今日は前振りのようなものだけど、実習もあるというので楽しみだ。



 お待ちかねのお昼だ。西食堂に向かう。
 わたしが迷いなく歩くので絶賛された。兄さまたちから詳しく聞いておいたのだと言っておいた。割と広めに範囲で地図を出しておいて、ピンクの点に近づかないよう動いた。彼女一人だけ点の色が違うことに感謝だ。

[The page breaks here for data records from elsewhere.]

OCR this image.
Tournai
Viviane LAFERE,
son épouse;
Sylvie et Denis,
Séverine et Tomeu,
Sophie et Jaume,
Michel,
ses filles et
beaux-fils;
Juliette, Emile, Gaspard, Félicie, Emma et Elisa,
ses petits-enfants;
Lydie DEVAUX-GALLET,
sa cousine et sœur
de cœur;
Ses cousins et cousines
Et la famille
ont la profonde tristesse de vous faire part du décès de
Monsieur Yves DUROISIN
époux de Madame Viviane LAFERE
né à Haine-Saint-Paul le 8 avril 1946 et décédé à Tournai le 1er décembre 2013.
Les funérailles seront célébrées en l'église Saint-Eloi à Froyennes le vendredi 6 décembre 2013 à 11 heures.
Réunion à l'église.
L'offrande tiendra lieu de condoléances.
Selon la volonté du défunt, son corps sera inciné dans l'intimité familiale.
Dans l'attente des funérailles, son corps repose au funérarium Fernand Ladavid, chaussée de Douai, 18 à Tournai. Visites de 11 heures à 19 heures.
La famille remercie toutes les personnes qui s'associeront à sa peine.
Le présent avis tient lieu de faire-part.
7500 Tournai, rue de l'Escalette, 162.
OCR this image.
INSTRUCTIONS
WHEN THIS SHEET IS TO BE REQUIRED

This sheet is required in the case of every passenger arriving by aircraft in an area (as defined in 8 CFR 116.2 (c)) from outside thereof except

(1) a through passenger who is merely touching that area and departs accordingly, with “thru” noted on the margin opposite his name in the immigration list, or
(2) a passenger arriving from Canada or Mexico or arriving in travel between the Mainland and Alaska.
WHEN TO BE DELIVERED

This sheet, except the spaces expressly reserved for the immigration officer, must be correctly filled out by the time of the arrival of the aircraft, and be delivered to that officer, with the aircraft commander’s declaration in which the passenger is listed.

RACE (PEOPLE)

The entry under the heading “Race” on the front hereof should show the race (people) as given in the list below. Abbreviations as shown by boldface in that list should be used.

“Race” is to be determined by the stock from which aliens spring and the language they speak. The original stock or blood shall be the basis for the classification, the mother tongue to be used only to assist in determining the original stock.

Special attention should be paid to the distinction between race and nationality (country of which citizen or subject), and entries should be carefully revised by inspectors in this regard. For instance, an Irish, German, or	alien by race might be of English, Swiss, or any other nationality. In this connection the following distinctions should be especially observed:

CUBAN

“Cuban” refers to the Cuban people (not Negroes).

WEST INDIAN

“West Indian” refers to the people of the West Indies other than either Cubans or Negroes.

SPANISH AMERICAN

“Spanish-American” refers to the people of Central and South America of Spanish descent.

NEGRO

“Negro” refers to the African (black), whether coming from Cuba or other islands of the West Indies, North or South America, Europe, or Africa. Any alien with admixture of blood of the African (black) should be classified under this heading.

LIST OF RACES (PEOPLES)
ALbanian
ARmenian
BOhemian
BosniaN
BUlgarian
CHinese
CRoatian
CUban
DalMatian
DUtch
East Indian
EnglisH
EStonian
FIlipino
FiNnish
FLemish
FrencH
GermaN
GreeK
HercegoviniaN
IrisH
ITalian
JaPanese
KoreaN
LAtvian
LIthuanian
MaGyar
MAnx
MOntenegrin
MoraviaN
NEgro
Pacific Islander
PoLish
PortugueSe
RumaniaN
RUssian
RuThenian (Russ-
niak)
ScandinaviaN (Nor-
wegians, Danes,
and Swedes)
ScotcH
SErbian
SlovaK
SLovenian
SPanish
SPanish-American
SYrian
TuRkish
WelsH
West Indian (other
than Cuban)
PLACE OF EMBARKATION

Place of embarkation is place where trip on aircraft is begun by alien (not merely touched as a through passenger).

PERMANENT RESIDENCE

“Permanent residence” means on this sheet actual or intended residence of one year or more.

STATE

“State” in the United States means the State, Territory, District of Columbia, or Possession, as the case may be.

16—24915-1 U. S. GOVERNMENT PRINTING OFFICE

 西の食堂はDクラスの子たちでごった返していた。ガネット寮長もいた。
 特に女生徒たちが必死に食べている。そりゃお腹すくよね、あの食事じゃ。
 わたしは屋台で売っているような串焼きのお肉を食べることにした。
 みんなは定食だ。ここのパンは固いパンだね。寮のよりは柔らかそうだけど。
 お肉と野菜がどどーんとお皿に鎮座していて、濃厚なスープもつく。みんな嬉しそうに食べている。
 規定を読んだところ、寮生が厨房を使うことができるんだよね、申請すれば。問題は材料だ。
 あ、予算の使い方の開示を求めないと。これは生徒会に言えばいいのかな? 生活部に確かめといた方がいいか。


 午後は新入生の聖樹とご対面だ。
 A組からなので、D組は最後となる。
 それまで教室で待機のようなので、レニータたちとお喋りをしていた。

「先生、聖樹と顔合わせってどんなふうにするんですか?」

 誰かが質問すると、みんな興味があったらしくそれぞれお喋りをやめて先生を見た。

「することは、ひとつ。聖樹さまに触れるだけだ」

 教室のドアがノックされた。D組の番となったようだ。

「しっかりついて来いよ」

 先生は並んで雛鳥のようについて回るわたしたちに不穏なことを言った。
 校舎を抜けるまでは問題なかったが、遠いし、速度は速いしで疲れてきてしまった。マップによると、学園の中央に向かっている。
 ある程度まで中央にくると、空気が変わった。静謐な……聖域に入ったような不可思議さがあった。みんなも何か感じているようで、学園の中にいるはずだし、周りは開けた場所なのだが、キョロキョロと辺りを窺っている。
 先生が立ち止まる。前の人に倣って立ち止まると、唐突にわたしたちの目の前には大きな大きな木があった。幹だって大人が10人ぐらいで手を繋いで両腕を回して届くかどうかの太さで、豊かに枝と葉が絡み合って繁っていた。っていうか、遠くからでも見えなきゃおかしい木が、唐突に現れたことが変だ。
 先生は足を早めた。幹に手が届くところまで近くに行く。

「聖樹さまだ。5年間お世話になるんだ、しっかり挨拶しろ」

 そう言って先生は自身の胸に手をあて、聖樹さまに向かって礼を尽くした。

「聖樹さま、D組、新入生の35名です。どうぞよろしくお願いします」

 長いことたっぷり頭を下げ、わたしたちに向き直る。

「アイデラ 」

 呼ばれたアイデラが聖樹さまに歩み寄った。その前で胸に手をやり頭を下げる。

「アイデラです、聖樹さま」

 そう言って、聖樹さまの幹を触った。
 サワッと葉が揺れる音がして、アイデラが何かに包まれたような気がした。
 アイデラは手を離し、くりんと振り返ってこちらに歩いてきた。先生は次の生徒の名を呼んだ。
 みんなが挨拶をし手で触れてそして戻ってくる。どんな順番だったのかわからないが、わたしが最後だった。